PoC Deployment recommendations?

carter · August 23, 2019, 1:36am

I am working on a PoC for a client where performance is important, but availability not so much (at this time). We are trying to stay within the free license limit (old 128G RAM limit) for the PoC. The app is read intensive, the majority of data is in a handful of columnstore tables (each 50G to 100G in size), and the queries are fairly complex (some taking 30 - 45 seconds). We have tested with a single node cluster (1 MA with 16G RAM and 1 leaf with 108G RAM/32 cores) and get fairly good performance, but I’m wondering if we could get better performance (with the same amount of RAM and CPU/cores) by spreading across multiple virtual machines? I assume that performance will improve some b/c each virtual machine has its own SSD, so better we should see much better disk IO rates collectively… I’m just wondering how much better, and will it be worth the extra effort to manage 3 or 4 virtual machines instead of just one.

rnarayanan · August 24, 2019, 5:13am

Hi Carter,
Personally I have not tested in an on-prem hosted VM environment.

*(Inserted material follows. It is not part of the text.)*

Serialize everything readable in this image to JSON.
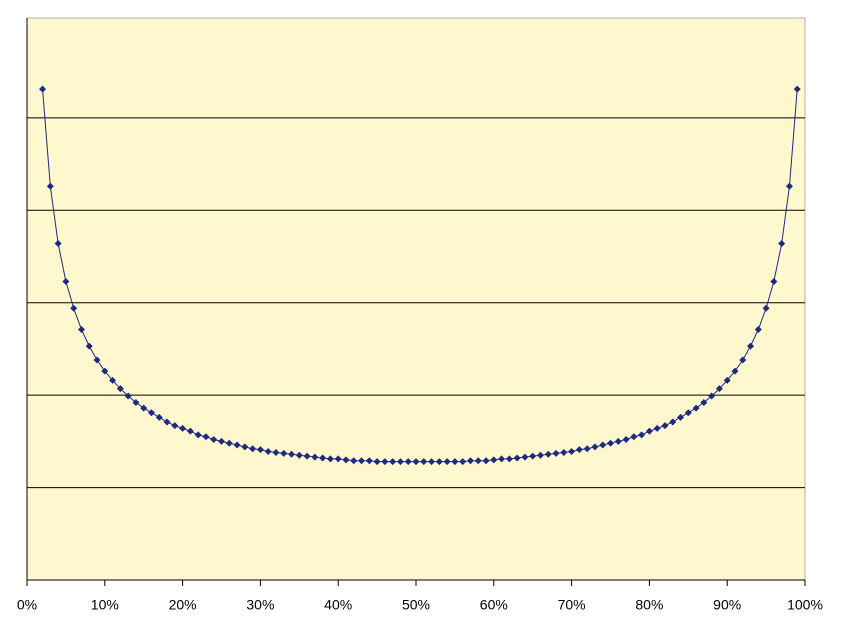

But MemSQL runs in AWS and I guess you could theoretically think of it as a VM environment.
Since the data is all in ColumnStore tables, spreading it across more leaves might be beneficial taking advantage of partitioning features of MemSQL etc. The RAM of 108 GB can then be given to the 4 virtual machines which are the leaves and it will be used for query processing. You have to ensure that the OS configuration for the VM ensures that there is no over-provisioning for memory and also there are enough CPU cores dedicated per VM.
Do let us know your experience with the performance change.
Good luck,
Ramesh

deloy · August 26, 2019, 12:04pm

To help maximize the performance of your columnstore database in the free tier you might want to align the number of cores available in free tier (32 cores) across 4 leaf nodes (4 leaf nodes with 8 cores in each node) and then create the database with 32 partitions. This will create 32 parallel workers executing your queries.